Autre scandale en Allemagne: Beigbeder
montre dans son ouvrage que les Nazis ont inventé les premiers grands
slogans. Le public, qui n'a pas pansé les plaies de la seconde guerre,
apprécie peu qu'on les lui rappelle. Beigbeder finalement réussit
grâce à son charisme à gagner le public à sa cause
et argue pour sa défense qu'il n'a fait que "poser une bombe à
retardement et foutre le camp ".
99 Francs est un pamphlet contre
la pub à caractère autobiographique. Lui-même créateur
de pub avant d'être remercié à la parution du roman, il
dénonce dans son utopie, par le biais d'Octave, le monde publicitaire
vu de l'intérieur, fait de clichés, d'absence de goût et
de cynisme, dans le seul but d'être licencié comme traître
à sa cause. Son attente sera remplie mais il devra d'abord commettre
un meurtre rituel pour pouvoir s'évader dans la liberté d'une
cellule en prison.
Il y décrit avec un humour
au vitriol "un monde où l'on dépense des millions de francs
pour donner envie à des gens qui n'en ont pas les moyens d'acheter des
choses dont ils n'ont pas besoin"et un milieu dans lequel la devise est
:"Ne prenez pas les gens pour des cons, mais n'oubliez pas qu'ils le sont".

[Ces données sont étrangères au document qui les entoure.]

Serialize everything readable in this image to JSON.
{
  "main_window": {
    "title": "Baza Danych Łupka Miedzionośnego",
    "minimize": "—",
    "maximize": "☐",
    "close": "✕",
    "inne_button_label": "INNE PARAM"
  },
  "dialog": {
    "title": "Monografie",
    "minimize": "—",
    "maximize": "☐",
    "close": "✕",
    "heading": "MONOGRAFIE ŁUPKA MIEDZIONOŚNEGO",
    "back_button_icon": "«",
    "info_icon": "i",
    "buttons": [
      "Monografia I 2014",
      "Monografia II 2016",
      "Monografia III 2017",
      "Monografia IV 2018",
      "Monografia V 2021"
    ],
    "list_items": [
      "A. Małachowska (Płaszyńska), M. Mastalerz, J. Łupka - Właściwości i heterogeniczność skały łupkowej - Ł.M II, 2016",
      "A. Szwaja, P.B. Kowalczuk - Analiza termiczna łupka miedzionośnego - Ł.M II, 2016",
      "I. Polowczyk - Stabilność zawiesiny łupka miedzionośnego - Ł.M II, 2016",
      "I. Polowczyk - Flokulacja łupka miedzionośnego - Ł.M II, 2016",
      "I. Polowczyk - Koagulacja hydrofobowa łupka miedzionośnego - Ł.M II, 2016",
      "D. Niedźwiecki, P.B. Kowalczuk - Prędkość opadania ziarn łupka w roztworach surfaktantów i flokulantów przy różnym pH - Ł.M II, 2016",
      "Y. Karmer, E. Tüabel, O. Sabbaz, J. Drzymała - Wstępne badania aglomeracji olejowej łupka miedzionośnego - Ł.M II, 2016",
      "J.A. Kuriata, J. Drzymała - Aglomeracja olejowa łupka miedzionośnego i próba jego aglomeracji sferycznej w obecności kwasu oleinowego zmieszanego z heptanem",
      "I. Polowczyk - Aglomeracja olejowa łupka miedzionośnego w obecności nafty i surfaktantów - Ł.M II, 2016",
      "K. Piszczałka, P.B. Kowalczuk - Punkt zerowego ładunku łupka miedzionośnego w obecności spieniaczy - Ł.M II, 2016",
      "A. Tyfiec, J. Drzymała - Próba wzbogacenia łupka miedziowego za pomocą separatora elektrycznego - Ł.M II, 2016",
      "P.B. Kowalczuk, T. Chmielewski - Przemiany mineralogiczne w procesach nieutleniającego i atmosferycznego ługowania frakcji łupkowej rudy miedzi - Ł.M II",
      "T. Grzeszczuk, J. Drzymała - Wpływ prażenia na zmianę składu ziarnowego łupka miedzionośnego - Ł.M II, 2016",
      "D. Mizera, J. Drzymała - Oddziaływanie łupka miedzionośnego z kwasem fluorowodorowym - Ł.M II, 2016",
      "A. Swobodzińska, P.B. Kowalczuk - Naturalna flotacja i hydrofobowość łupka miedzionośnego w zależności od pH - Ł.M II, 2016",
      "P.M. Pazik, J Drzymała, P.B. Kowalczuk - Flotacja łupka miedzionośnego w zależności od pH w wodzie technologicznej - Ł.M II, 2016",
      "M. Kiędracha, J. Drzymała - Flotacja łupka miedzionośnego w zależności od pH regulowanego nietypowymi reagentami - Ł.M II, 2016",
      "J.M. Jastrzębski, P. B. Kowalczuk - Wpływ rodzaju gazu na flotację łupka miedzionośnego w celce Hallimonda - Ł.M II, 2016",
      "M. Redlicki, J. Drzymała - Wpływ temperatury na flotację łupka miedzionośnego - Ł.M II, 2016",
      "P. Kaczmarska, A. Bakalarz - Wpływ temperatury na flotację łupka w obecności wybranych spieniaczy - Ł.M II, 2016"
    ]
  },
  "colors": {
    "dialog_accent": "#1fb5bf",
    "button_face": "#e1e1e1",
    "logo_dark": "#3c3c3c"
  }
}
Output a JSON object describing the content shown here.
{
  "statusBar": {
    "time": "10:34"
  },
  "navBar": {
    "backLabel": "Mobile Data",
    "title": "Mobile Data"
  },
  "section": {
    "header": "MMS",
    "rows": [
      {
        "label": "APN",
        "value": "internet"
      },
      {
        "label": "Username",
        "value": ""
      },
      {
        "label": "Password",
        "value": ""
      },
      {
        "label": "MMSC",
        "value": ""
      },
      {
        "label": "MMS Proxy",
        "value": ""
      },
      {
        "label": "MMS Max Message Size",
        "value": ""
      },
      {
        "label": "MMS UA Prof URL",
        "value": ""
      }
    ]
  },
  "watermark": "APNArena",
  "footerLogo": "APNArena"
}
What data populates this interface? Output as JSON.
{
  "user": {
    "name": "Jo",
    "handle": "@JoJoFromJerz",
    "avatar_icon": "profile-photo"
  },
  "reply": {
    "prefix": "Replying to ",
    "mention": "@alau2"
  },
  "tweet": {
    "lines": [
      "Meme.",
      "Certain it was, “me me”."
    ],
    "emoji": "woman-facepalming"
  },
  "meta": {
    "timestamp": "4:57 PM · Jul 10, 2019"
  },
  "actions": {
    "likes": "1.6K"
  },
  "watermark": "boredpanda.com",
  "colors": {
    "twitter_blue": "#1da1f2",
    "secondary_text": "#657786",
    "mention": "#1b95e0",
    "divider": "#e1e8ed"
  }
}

Entre coke et prostitution, grands groupes et travail bâclé, son
humour décapant montre à quel point nous sommes manipulés:
"Où que vous posiez les yeux trône ma publicité".
Mais
il ne faut pas s'y tromper, 99 Francs n'est pas un documentaire, même
si les grandes sociétés sont clairement citées (son "Madone"
ne trompe personne dans une société de consommateurs de yaourts)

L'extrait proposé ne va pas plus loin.